Eğitim açısından üniversiteler bir yarış içindedir. Sadece kendi aralarında değil, artık, dünyayla da Avrupa'yla da yarış içerisindedir. Birçok programlar çerçevesiyle exchange programları yapılmaktadır. Avrupa'dan öğrenciler gelmektedir. Bizim öğrencilerimiz de Avrupa'ya gitmektedir. Geçen sene bildiğim kadarıyla 12 bin öğrenci değişimi yapılmıştır. Bu büyük bir rakamdır. Dolayısıyla artık herkes birbirini gözlemleyebilmekte. Hiç kimse kapalı bir eğitim içerisinde değildir. Bu bakımdan eğitim kalitesinin artırılması şarttır. Çünkü bu sonunda ölçülmektedir de. Üniversitelerin eğitim kalitesi performansı, üniversiteler, fakülteler tercih edilirken öğrenciler tarafından açıkça ölçülmektedir, açıkça derecelendirilmektedir. O bakımdan bütün üniversiteler bir yarış içerisindedir.
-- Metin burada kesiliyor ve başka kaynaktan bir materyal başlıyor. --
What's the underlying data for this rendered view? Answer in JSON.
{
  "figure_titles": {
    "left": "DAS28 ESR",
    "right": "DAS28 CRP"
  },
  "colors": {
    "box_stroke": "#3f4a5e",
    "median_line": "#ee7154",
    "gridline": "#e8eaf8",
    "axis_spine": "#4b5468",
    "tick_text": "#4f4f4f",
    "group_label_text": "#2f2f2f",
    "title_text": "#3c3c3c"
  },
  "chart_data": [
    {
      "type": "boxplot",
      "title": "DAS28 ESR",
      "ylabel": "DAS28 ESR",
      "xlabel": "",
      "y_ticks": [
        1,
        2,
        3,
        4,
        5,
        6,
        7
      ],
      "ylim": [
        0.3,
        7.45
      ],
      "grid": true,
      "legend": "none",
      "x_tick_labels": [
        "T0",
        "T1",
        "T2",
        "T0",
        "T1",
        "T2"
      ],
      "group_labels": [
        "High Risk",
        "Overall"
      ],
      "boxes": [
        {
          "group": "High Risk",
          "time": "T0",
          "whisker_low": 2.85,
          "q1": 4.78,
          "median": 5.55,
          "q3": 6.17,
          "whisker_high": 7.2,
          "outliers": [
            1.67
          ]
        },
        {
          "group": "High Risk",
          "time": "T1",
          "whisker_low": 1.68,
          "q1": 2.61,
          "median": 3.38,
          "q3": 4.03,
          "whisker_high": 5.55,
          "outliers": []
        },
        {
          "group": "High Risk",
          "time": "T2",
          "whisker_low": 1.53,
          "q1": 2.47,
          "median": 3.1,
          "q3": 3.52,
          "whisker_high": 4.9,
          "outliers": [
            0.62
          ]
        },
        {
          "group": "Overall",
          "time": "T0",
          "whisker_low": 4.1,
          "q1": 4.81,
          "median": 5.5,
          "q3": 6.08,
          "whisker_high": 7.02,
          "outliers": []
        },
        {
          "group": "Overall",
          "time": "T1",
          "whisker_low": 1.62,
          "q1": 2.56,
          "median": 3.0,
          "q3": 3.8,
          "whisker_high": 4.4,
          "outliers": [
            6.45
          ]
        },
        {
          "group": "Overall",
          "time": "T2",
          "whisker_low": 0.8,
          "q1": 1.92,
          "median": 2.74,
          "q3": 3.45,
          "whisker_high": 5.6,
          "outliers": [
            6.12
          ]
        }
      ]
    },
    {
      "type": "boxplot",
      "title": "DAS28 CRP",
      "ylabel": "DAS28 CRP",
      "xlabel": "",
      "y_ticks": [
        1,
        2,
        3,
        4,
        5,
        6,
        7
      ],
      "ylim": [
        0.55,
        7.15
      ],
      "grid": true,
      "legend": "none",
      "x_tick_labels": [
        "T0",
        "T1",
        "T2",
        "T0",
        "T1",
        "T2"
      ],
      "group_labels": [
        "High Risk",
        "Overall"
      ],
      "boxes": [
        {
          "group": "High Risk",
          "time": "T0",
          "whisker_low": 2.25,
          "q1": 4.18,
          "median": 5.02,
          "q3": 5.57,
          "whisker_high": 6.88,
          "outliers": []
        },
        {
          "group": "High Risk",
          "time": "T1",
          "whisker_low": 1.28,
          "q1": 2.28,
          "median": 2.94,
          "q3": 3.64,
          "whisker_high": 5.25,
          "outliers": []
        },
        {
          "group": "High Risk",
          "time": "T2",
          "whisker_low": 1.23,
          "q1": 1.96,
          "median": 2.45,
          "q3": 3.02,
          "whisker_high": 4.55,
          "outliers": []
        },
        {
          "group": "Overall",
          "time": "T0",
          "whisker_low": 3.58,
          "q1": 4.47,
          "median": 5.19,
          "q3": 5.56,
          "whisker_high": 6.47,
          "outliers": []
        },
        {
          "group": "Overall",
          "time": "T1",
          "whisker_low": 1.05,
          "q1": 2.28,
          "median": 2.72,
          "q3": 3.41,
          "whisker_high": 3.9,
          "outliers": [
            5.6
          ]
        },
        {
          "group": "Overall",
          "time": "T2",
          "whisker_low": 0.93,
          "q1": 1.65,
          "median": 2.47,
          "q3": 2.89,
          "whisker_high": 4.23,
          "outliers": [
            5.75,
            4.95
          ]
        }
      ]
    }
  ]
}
Bilim ve araştırma açısından da üniversitelerin çok büyük görevleri vardır. Son dönemlerde dillendirdiğim bir hususu Sayın Rektör de burada söyledi. Bilim adamlarımızın, üniversitelerimizin performansı konuşulurken hep gittiğim yerlerde yayın sayısına atıfta bulunuluyor. Birçok üniversiteyi ziyaret ediyorum. Bizim üniversitemizde şu kadar yayını var, şu kadar listelere girdi. Bunun zaman zaman aldatıcı olduğu kanaatindeyim. Yine üniversitelerin performansı ölçülürken yayınların yanında, ne kadar patent aldılar, ne kadar buluş yaptılar, ne kadar yerli ve yabancı fonlardan faydalandılar, Avrupa Birliği çerçevesi içerisindeki çerçeve programlarından ne kadar Türk üniversiteleri pay aldı? Bütün bunların da ölçü olması gerektiğine inanıyorum. Bu bakımdan son yıllarda önemli gelişmenin Türkiye'de olduğunun da farkındayım. Bu konudaki yasal düzenlemeler, Meclis'te çıkan teşvikler, TÜBİTAK'ın artan fonları, üniversiteler ile TÜBİTAK arasındaki işbirliğindeki çok sevindirici gelişmeler. Bütün bunların neticede Türkiye'ye çok büyük katkı yaptığına inanıyorum. Çünkü yıllar hızlı bir şekilde geçmektedir. Hepimiz potansiyelimizin bazen boşa gittiğini görerek yakınırız. Enerjimizi tam veremediğimizi, bunu tam ülke hizmetine sunamadığımızı kendi aramızda konuşuruz ve bundan çok şikayetçi oluruz. Günlerin boşa geçmemesi gerekir. Bu konuda, belli konulara tam konsantre olmamız gerekir. Üniversitelerin de esas alanları eğitim ve bilim üretmektir.
Unutmayalım ki Türkiye gibi büyük bir devlet bilim ve teknoloji transfer eden bir ülke olamaz. Bizim bilim üretmemiz, teknoloji üretmemiz, insanlığa bu konuda da çok büyük katkılar vermemiz gerekir ve çok değerli şüphesiz ki bilim adamlarımız vardır. Bunları söylerken yapılanları görmemezlikten gelmiyorum. Ama daha çok yapabilecek kapasitemiz olduğuna inancımdan dolayı bunları söylüyorum. Yoksa yapılabilecek bütün başarıları takdirle karşılıyoruz. Onlara yenilerinin eklenmesi için bunları söylüyorum.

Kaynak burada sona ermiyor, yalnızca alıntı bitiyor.